Qualcosa di positivo il coronavirus l’ha portato: la riscoperta dei rapporti umani. Quelli veri, quelli che non ti fanno sentire solo nemmeno se sei costretto a stare chiuso in casa per la quarantena.

A Milano sono migliaia gli studenti fuori sede che hanno deciso di non fuggire nei paesini di provenienza. Nonostante gli assalti notturni agli ultimi treni prima della sospensione dei trasporti verso il Sud Italia, c’è chi con determinazione resiste e segue le norme previste dai decreti governativi. Jessica e Alessandro ne sono un esempio. Lei studentessa di grafica palermitana appena arrivata a Milano, lui cuoco leccese, condividono lo stesso tetto con un’altra ragazza da appena un mese, ma si stanno conoscendo davvero solo adesso.

«Mi ritengo fortunata perché ho scelto una casa che non è la mia, ma che mi fa stare bene perché ci sono persone che mi allietano la quarantena» dice Jessica commentando la reclusione forzata. «Vado molto d’accordo con loro. La cosa più bella è che siamo un trio variegato per provenienza e interessi e così ci arricchiamo a vicenda, coinvolgendoci l’un l’altra nelle nostre attività. Probabilmente se avessi saputo che a Milano sarebbe esploso questo caos non avrei lasciato Palermo. Adesso però sono felice di stare qui, anche se sono costretta a stare in casa. Al contrario di altri studenti fuori sede, non ho mai pensato di scappare a sud. Ho accettato lo stato delle cose».

A stupirla è proprio il legame che si sta creando con i coinquilini: «A volte capita che il rapporto con gli altri si limiti al buongiorno e alla buonasera. Nel nostro caso no. Questo periodo ci sta unendo molto. Sono felice di passare del tempo con loro, di scherzare e ridere insieme. È come se fossimo una nuova famiglia».
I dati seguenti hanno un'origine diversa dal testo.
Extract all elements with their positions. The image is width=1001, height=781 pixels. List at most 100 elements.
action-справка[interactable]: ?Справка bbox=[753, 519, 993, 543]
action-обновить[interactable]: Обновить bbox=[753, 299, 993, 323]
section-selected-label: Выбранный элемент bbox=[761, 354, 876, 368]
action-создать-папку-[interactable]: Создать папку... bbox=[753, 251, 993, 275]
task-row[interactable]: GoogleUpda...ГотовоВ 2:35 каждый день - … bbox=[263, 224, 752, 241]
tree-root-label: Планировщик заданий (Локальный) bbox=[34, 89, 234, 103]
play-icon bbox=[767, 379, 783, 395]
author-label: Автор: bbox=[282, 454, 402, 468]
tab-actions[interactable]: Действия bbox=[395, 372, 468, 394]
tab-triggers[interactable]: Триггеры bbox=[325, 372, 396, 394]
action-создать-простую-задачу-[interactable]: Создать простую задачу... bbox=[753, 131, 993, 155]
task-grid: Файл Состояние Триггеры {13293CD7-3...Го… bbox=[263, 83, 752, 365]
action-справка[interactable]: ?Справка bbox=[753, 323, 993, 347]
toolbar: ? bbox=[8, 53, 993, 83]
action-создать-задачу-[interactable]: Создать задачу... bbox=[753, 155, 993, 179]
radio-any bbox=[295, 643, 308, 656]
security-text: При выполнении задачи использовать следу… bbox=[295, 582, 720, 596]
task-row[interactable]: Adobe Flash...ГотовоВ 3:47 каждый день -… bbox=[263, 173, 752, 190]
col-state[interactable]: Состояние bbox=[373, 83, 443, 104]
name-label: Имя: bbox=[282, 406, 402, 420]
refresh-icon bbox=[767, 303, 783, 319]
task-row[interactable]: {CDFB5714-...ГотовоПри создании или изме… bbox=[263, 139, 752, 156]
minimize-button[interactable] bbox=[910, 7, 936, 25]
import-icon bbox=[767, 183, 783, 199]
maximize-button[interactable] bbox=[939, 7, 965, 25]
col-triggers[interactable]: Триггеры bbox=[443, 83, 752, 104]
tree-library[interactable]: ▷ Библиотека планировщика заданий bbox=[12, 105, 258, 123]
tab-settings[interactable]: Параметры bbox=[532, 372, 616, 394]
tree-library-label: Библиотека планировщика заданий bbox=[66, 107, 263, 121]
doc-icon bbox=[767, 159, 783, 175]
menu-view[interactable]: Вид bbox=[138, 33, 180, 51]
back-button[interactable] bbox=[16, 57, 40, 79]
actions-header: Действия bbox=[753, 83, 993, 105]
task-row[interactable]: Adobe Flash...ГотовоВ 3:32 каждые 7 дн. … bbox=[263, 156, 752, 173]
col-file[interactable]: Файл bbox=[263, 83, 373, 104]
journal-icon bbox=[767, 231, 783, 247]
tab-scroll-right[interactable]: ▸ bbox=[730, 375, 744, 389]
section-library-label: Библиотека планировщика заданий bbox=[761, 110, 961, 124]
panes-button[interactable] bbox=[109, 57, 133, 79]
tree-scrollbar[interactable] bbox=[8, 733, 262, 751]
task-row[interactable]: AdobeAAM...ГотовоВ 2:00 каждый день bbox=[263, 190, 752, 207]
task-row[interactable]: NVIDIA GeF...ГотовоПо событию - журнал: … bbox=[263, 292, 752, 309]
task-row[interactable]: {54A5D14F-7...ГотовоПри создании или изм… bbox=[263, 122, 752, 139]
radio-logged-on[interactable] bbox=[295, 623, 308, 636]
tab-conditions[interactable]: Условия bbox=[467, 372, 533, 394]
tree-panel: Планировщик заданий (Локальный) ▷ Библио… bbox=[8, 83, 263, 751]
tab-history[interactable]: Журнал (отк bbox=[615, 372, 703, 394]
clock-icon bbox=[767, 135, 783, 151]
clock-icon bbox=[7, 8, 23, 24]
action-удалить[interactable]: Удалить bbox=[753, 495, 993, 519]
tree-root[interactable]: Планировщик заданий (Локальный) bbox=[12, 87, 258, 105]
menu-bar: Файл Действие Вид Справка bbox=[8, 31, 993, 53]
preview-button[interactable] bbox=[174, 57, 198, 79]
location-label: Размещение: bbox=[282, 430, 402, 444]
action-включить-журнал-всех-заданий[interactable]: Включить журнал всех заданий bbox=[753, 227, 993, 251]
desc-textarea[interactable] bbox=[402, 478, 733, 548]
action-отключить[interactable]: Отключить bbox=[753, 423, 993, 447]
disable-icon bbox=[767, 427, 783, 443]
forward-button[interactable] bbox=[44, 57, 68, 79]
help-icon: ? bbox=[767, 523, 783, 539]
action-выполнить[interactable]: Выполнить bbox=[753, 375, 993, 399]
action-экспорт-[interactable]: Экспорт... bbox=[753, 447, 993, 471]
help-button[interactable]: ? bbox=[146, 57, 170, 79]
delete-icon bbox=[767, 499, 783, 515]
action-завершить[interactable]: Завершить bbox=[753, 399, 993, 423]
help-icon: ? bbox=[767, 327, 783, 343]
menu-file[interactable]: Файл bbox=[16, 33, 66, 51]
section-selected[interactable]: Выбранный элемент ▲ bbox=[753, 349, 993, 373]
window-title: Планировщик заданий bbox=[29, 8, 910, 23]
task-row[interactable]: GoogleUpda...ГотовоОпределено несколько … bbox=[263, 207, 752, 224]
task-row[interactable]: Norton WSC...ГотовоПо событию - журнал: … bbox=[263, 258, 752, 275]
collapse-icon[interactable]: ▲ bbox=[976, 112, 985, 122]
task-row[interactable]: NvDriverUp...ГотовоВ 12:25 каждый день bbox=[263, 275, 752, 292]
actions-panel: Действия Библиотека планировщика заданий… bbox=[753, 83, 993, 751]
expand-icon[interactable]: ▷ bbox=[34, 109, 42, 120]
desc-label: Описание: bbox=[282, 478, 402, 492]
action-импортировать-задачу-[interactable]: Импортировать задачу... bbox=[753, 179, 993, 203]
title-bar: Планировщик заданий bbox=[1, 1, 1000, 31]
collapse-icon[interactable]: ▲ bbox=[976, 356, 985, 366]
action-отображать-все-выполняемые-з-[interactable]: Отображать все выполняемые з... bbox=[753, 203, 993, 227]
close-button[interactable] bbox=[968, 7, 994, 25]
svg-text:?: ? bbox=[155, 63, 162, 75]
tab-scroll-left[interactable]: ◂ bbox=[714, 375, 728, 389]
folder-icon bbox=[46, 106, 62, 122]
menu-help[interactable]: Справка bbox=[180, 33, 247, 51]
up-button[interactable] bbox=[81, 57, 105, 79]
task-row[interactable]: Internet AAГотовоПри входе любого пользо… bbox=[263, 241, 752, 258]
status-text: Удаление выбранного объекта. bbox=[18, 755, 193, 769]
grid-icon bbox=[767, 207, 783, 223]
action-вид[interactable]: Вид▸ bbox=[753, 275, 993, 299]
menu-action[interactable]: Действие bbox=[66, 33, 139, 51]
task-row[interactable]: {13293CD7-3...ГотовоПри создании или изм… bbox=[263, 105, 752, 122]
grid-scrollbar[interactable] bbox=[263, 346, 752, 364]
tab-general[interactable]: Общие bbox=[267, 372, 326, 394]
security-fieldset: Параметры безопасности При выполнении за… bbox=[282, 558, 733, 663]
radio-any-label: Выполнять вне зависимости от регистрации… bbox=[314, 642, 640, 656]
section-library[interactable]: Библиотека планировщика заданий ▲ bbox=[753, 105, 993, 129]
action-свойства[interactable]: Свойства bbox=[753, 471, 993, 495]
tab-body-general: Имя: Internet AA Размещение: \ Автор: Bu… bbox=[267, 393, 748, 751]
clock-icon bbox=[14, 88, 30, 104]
Alessandro invece è a Milano già da qualche anno. È uno dei cuochi del ristorante Penelope, «il miglior posto per cui abbia lavorato». Per lui il coronavirus ha significato la chiusura del locale sicuramente fino al 3 aprile. «Per il momento non sono troppo preoccupato, ma se il blocco dovesse continuare oltre Pasqua sarebbe un problema. Non mi verserebbero lo stipendio e allora come potrei pagare l’affitto?». E la noia delle ferie forzate? «Esco di rado portando sempre con me l’autocertificazione. Mi manca andare in palestra. Per tenermi in allenamento faccio esercizio in casa, con la musica a tutto volume nelle cuffie. Ma se c’è una cosa a cui non posso proprio rinunciare, è cucinare: perciò sono contento di poter preparare il pranzo e la cena alle mie coinquiline. È un modo per sentirmi utile, altrimenti che altro posso fare?». Anche lui conferma il cambiamento che c’è stato nel rapporto con le altre ragazze in casa: «Prima della quarantena non ci vedevamo mai. Loro erano a lezione fino alle sette di sera, io a quell’ora ero già al ristorante per preparare il servizio delle otto. Incontrarsi era una rarità, anche perché tornavo a casa non prima dell’una di notte. La prima volta che ci siamo visti è stata durante la settimana di Sanremo. Sono rientrato tardissimo e le ho trovate a guardare il Festival. Se non fosse stato per quell’occasione, forse avremmo finito per presentarci solo in questi giorni» racconta ridendo.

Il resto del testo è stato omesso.